As usual, thanks a lot for your support. I actually used three ways to annotate the data: openai suggestions, textcat-teach and textcat correct.
I tried your method and used this code to create a new json with only two categories:
old_list = dataset # the dataset
new_list = []
for d in old_list:
if 'accept' in d and ('cat-1' in d['accept'] or 'cat-2' in d['accept']):
new_dict = {'text': d['text'], 'accept': d['accept']}
new_list.append(new_dict)
#this way I obtained a list of 1378 dictionaries, cat-3 was just 58 entries so I guess all the others were "skip"
#then to export the new list of dictionaries
import json
# Export the new_list as a JSON file
with open('dataset_2cat.json', 'w') as f:
json.dump(new_list, f)
then I used this to import to prodigy
prodigy db-in ineqi_2cat dataset_2cat.json
✔ Created dataset 'ineqi_2cat' in database SQLite
✔ Imported 1378 annotations to 'ineqi_2cat' (session
2023-05-01_18-02-20) in database SQLite
So far so good, it seems. But when I launch prodigy train to see the results with only the two categories I get this result:
prodigy train --textcat ineqi_2cat ./model2cat
ℹ Using CPU
ℹ To switch to GPU 0, use the option: --gpu-id 0
========================= Generating Prodigy config =========================
ℹ Auto-generating config with spaCy
✔ Generated training config
=========================== Initializing pipeline ===========================
[2023-05-01 18:03:38,746] [INFO] Set up nlp object from config
Components: textcat
Merging training and evaluation data for 1 components
- [textcat] Training: 1103 | Evaluation: 275 (20% split)
Training: 0 | Evaluation: 0
Labels: textcat (0)
[2023-05-01 18:03:38,785] [INFO] Pipeline: ['textcat']
[2023-05-01 18:03:38,786] [INFO] Created vocabulary
[2023-05-01 18:03:38,787] [INFO] Finished initializing nlp object
Traceback (most recent call last):
File "/Users/aleportatile/miniconda3/lib/python3.10/runpy.py", line 196, in _run_module_as_main
return _run_code(code, main_globals, None,
File "/Users/aleportatile/miniconda3/lib/python3.10/runpy.py", line 86, in _run_code
exec(code, run_globals)
File "/Users/aleportatile/miniconda3/lib/python3.10/site-packages/prodigy/__main__.py", line 62, in <module>
controller = recipe(*args, use_plac=True)
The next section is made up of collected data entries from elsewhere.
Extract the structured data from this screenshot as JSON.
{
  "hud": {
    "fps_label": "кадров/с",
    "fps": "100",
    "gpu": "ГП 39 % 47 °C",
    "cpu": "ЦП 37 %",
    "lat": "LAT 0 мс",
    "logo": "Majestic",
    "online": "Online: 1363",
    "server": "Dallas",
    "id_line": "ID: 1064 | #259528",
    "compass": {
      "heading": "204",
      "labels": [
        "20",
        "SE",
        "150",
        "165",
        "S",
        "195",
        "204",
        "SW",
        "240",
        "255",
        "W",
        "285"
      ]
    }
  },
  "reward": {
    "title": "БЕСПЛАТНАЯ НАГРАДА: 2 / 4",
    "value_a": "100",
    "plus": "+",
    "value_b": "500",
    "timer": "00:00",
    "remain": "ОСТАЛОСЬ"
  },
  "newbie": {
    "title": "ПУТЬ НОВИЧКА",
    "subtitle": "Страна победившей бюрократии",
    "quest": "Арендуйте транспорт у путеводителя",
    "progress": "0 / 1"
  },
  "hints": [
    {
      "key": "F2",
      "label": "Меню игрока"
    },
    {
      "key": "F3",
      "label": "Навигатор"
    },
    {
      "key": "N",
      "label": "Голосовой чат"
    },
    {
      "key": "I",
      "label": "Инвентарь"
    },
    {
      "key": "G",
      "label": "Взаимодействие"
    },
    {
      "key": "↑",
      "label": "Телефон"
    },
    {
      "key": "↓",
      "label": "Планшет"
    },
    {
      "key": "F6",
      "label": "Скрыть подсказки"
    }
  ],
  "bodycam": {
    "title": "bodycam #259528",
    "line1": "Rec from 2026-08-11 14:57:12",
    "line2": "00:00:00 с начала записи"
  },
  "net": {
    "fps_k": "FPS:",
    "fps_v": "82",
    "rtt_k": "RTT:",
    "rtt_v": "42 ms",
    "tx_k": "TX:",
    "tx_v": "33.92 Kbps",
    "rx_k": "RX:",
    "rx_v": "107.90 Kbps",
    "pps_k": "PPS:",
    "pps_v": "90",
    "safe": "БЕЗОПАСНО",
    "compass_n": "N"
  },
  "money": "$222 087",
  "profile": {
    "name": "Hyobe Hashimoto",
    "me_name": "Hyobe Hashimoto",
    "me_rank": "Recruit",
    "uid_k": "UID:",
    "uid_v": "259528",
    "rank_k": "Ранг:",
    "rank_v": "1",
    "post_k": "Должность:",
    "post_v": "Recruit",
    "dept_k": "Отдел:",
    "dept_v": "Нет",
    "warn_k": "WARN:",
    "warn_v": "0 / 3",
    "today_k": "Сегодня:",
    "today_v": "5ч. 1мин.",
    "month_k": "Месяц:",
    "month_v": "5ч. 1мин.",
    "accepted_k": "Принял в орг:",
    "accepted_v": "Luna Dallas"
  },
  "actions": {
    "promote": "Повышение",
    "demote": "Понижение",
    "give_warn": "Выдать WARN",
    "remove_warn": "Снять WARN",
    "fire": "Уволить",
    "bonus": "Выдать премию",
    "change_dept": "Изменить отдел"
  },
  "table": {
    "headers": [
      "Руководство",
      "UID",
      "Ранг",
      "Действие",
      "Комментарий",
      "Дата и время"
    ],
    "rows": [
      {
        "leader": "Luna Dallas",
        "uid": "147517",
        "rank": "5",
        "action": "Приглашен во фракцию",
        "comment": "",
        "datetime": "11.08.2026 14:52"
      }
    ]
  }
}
File "cython_src/prodigy/core.pyx", line 374, in prodigy.core.recipe.recipe_decorator.recipe_proxy
File "/Users/aleportatile/miniconda3/lib/python3.10/site-packages/plac_core.py", line 367, in call
cmd, result = parser.consume(arglist)
File "/Users/aleportatile/miniconda3/lib/python3.10/site-packages/plac_core.py", line 232, in consume
return cmd, self.func(*(args + varargs + extraopts), **kwargs)
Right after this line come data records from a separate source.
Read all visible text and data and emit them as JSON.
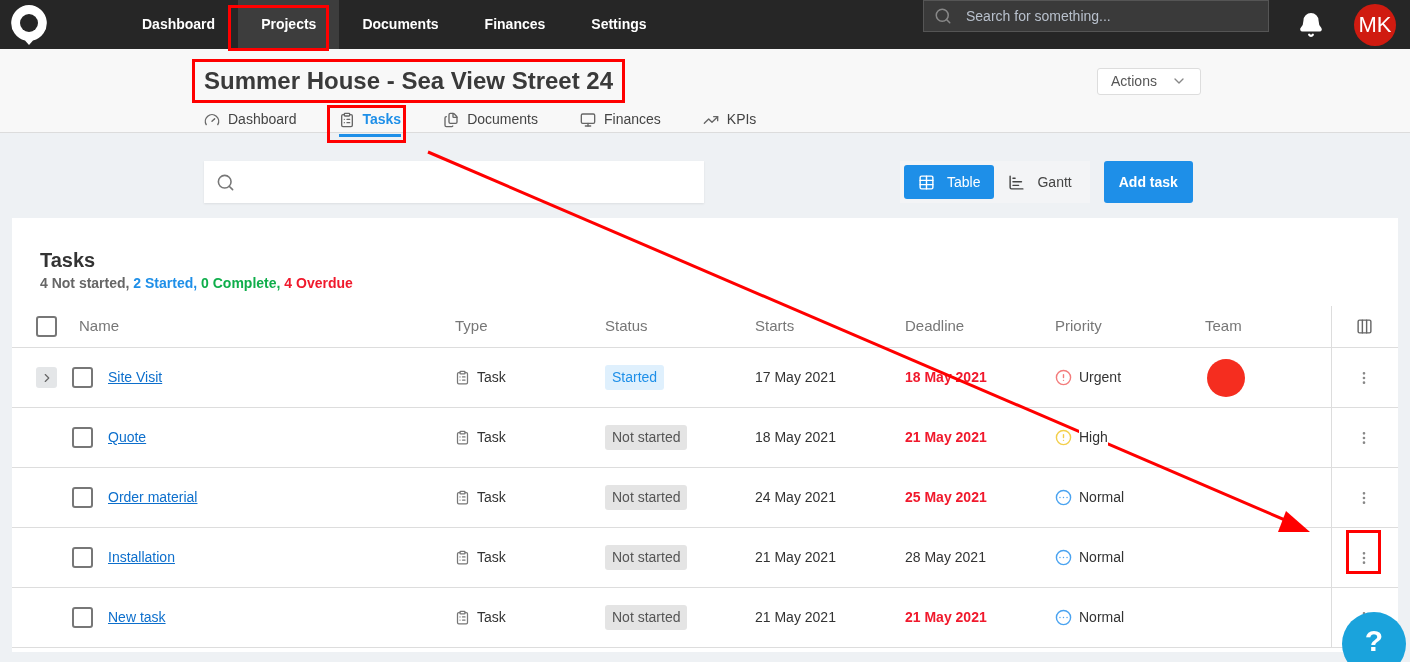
{
  "top_nav": {
    "items": [
      {
        "label": "Dashboard",
        "selected": false
      },
      {
        "label": "Projects",
        "selected": true
      },
      {
        "label": "Documents",
        "selected": false
      },
      {
        "label": "Finances",
        "selected": false
      },
      {
        "label": "Settings",
        "selected": false
      }
    ]
  },
  "search": {
    "placeholder": "Search for something..."
  },
  "user": {
    "initials": "MK"
  },
  "project": {
    "title": "Summer House - Sea View Street 24",
    "actions_label": "Actions"
  },
  "sub_tabs": [
    {
      "label": "Dashboard",
      "kind": "dashboard",
      "selected": false
    },
    {
      "label": "Tasks",
      "kind": "tasks",
      "selected": true
    },
    {
      "label": "Documents",
      "kind": "documents",
      "selected": false
    },
    {
      "label": "Finances",
      "kind": "finances",
      "selected": false
    },
    {
      "label": "KPIs",
      "kind": "kpis",
      "selected": false
    }
  ],
  "toolbar": {
    "views": [
      {
        "label": "Table",
        "kind": "table",
        "selected": true
      },
      {
        "label": "Gantt",
        "kind": "gantt",
        "selected": false
      }
    ],
    "add_button": "Add task"
  },
  "tasks": {
    "title": "Tasks",
    "summary": [
      {
        "text": "4 Not started,",
        "color": "#666666"
      },
      {
        "text": "2 Started,",
        "color": "#1e8fe8"
      },
      {
        "text": "0 Complete,",
        "color": "#0fae4b"
      },
      {
        "text": "4 Overdue",
        "color": "#f0192c"
      }
    ],
    "select_all": {
      "checked": false
    },
    "columns": [
      "Name",
      "Type",
      "Status",
      "Starts",
      "Deadline",
      "Priority",
      "Team"
    ],
    "rows": [
      {
        "name": "Site Visit",
        "expandable": true,
        "checked": false,
        "type": "Task",
        "status": {
          "label": "Started",
          "kind": "started"
        },
        "starts": "17 May 2021",
        "deadline": "18 May 2021",
        "overdue": true,
        "priority": {
          "label": "Urgent",
          "kind": "urgent"
        },
        "team": {
          "color": "#f52d1f"
        }
      },
      {
        "name": "Quote",
        "expandable": false,
        "checked": false,
        "type": "Task",
        "status": {
          "label": "Not started",
          "kind": "not_started"
        },
        "starts": "18 May 2021",
        "deadline": "21 May 2021",
        "overdue": true,
        "priority": {
          "label": "High",
          "kind": "high"
        }
      },
      {
        "name": "Order material",
        "expandable": false,
        "checked": false,
        "type": "Task",
        "status": {
          "label": "Not started",
          "kind": "not_started"
        },
        "starts": "24 May 2021",
        "deadline": "25 May 2021",
        "overdue": true,
        "priority": {
          "label": "Normal",
          "kind": "normal"
        }
      },
      {
        "name": "Installation",
        "expandable": false,
        "checked": false,
        "type": "Task",
        "status": {
          "label": "Not started",
          "kind": "not_started"
        },
        "starts": "21 May 2021",
        "deadline": "28 May 2021",
        "overdue": false,
        "priority": {
          "label": "Normal",
          "kind": "normal"
        }
      },
      {
        "name": "New task",
        "expandable": false,
        "checked": false,
        "type": "Task",
        "status": {
          "label": "Not started",
          "kind": "not_started"
        },
        "starts": "21 May 2021",
        "deadline": "21 May 2021",
        "overdue": true,
        "priority": {
          "label": "Normal",
          "kind": "normal"
        }
      }
    ]
  },
  "help": {
    "label": "?"
  }
}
File "/Users/aleportatile/miniconda3/lib/python3.10/site-packages/prodigy/recipes/train.py", line 289, in train
return _train(
File "/Users/aleportatile/miniconda3/lib/python3.10/site-packages/prodigy/recipes/train.py", line 201, in _train
nlp = spacy_init_nlp(config, use_gpu=gpu_id)
File "/Users/aleportatile/miniconda3/lib/python3.10/site-packages/spacy/training/initialize.py", line 84, in init_nlp
nlp.initialize(lambda: train_corpus(nlp), sgd=optimizer)
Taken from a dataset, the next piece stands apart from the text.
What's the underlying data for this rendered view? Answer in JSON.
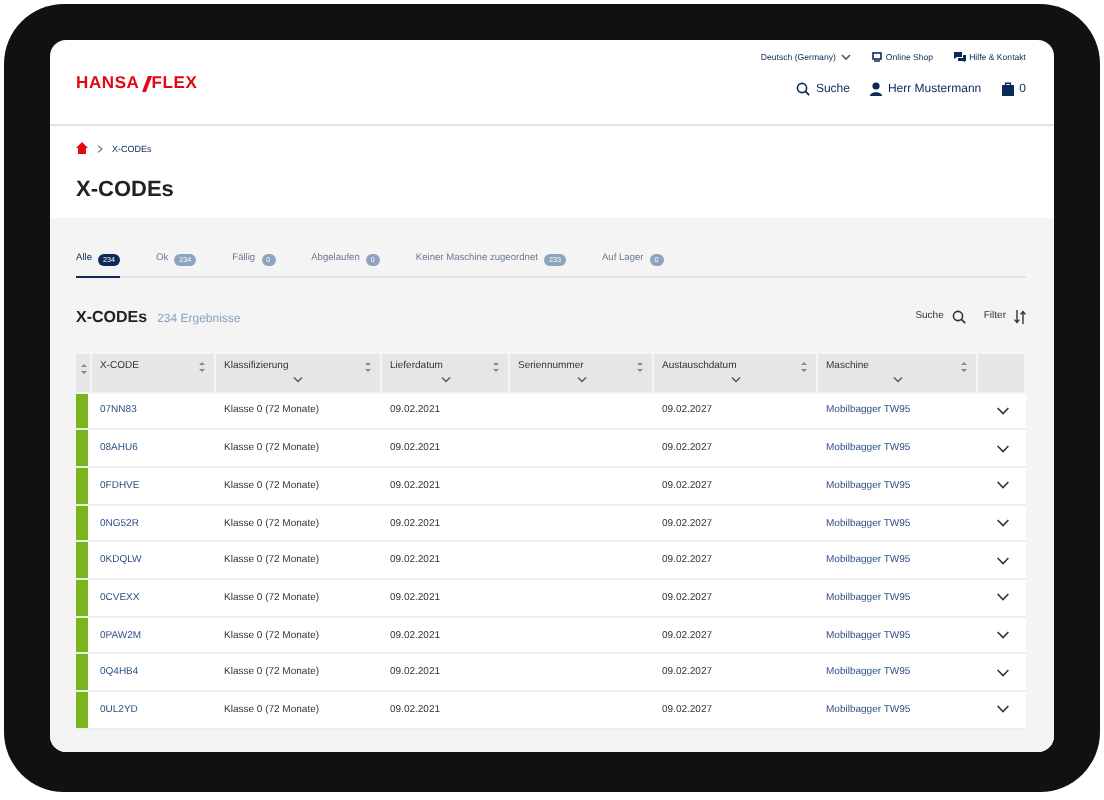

File "/Users/aleportatile/miniconda3/lib/python3.10/site-packages/spacy/language.py", line 1308, in initialize
proc.initialize(get_examples, nlp=self, **p_settings)
File "/Users/aleportatile/miniconda3/lib/python3.10/site-packages/spacy/pipeline/textcat.py", line 373, in initialize
validate_get_examples(get_examples, "TextCategorizer.initialize")
File "spacy/training/example.pyx", line 64, in spacy.training.example.validate_get_examples
TypeError: [E930] Received invalid get_examples callback in `TextCategorizer.initialize`. Expected function that returns an iterable of Example objects but got: []
what could it be?
Out of curiosity, any reason in particular why you've opted for a random forest? Are you using countvectors with it in sklearn? If so, it might be worth trying out a simple logistic regression too. In my experience that performs very well too.
It was mainly curiosity, as I already have an R script with an implementation of Random forest over several stylometric features (if you are interested check out Mikros & Perifanos, 2013). I'll check out logistic regression.
EDIT: Interestingly, the Logistic Regression performance over these 1378 annotations is .76, lower than RF with AMNP procedure.